Re: Off-world Cuisine - To find strange new life, and eat it.

So, you're a colonist on some Neu-Terra orbiting a distant oh, K-type star, and you're presented with a plate of the local munchables, Something looks vaguely like lettuce, except for being black, and the steak is oozing a strangely green-tinted fluid.  :hm: Wonder how this stuff tastes...

I'm certainly no astrobiologist, but from what I've read it seems possible that animals could conceivably use something other than iron in their blood, copper or manganese have repeatedly come up as potentially workable. Plants could almost certainly use something other than chlorophyl. Sure, the scientific aspects of such alien life is fascinating, but from a settlement standpoint we'll eventually need to integrate the native life into our own food chain if at all possible. How might our Terran tastes intepret plants and animal matter with a significantly different chemistry, though not so much so as to be undigestable. Could get interesting, particularly if we have several distinct biospheres to work from.
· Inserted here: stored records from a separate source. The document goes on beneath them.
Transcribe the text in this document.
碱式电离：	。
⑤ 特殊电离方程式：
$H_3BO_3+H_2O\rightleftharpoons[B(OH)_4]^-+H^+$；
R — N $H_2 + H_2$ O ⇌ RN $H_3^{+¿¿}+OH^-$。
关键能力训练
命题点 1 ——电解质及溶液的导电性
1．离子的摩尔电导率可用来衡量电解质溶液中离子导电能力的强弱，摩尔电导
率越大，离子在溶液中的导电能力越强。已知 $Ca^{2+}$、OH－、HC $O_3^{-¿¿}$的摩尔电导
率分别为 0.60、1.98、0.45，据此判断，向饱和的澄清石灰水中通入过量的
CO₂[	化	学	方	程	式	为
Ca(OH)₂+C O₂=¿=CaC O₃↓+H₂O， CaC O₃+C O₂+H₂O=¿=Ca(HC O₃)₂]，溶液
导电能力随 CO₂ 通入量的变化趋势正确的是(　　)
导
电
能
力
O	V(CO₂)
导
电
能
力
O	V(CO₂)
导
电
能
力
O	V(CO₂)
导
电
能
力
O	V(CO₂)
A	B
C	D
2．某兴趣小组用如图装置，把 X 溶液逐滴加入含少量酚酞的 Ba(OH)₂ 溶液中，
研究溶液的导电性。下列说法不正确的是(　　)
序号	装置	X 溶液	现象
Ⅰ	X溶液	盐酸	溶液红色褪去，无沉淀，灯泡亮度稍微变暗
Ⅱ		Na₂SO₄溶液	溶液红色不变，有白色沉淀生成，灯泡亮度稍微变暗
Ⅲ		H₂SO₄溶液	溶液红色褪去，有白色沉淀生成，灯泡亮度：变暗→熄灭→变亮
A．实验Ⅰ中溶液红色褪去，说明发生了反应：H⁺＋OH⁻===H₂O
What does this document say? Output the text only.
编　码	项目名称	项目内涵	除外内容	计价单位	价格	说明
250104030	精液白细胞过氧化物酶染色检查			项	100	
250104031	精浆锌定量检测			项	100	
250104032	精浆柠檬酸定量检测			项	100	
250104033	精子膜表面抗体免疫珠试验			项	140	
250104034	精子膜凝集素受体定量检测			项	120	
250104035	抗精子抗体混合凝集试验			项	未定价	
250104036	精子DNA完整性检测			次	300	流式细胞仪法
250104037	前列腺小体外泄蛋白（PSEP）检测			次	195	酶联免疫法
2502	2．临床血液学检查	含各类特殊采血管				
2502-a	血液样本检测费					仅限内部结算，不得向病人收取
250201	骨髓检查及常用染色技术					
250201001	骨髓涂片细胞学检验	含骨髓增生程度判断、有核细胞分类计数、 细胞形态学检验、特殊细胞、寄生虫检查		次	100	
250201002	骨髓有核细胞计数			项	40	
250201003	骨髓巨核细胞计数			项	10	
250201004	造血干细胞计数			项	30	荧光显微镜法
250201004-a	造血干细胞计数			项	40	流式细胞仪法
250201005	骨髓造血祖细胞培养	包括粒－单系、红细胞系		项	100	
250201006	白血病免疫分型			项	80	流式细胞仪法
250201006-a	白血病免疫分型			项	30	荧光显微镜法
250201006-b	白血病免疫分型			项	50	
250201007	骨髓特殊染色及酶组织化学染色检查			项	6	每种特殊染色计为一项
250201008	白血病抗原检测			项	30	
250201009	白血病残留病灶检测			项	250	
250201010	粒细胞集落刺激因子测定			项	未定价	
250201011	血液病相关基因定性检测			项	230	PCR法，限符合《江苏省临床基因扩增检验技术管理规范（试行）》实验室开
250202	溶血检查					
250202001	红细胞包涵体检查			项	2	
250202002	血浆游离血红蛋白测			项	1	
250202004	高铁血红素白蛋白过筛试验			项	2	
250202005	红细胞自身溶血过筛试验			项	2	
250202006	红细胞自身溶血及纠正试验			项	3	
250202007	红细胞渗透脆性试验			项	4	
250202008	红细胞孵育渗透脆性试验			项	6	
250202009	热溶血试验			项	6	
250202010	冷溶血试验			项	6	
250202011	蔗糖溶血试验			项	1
Just throwing this out there, any thoughts?

Another question is whether any useful nutrition could be derived from it. After all, aren't some diet products based on chiral variations of common Terran protiens?

Twist a sugar molecule left instead of right and it passes through the human gut (sometimes quickly!) leaving no useful nutrition behind.

Alien biochemistry might make for some real interesting contacts. Not only can't we inter-breed maybe we can't even share a food supply.


Give someone a sufficient [b][i]why[/i][/b] and they can endure just about any [b][i]how[/i][/b]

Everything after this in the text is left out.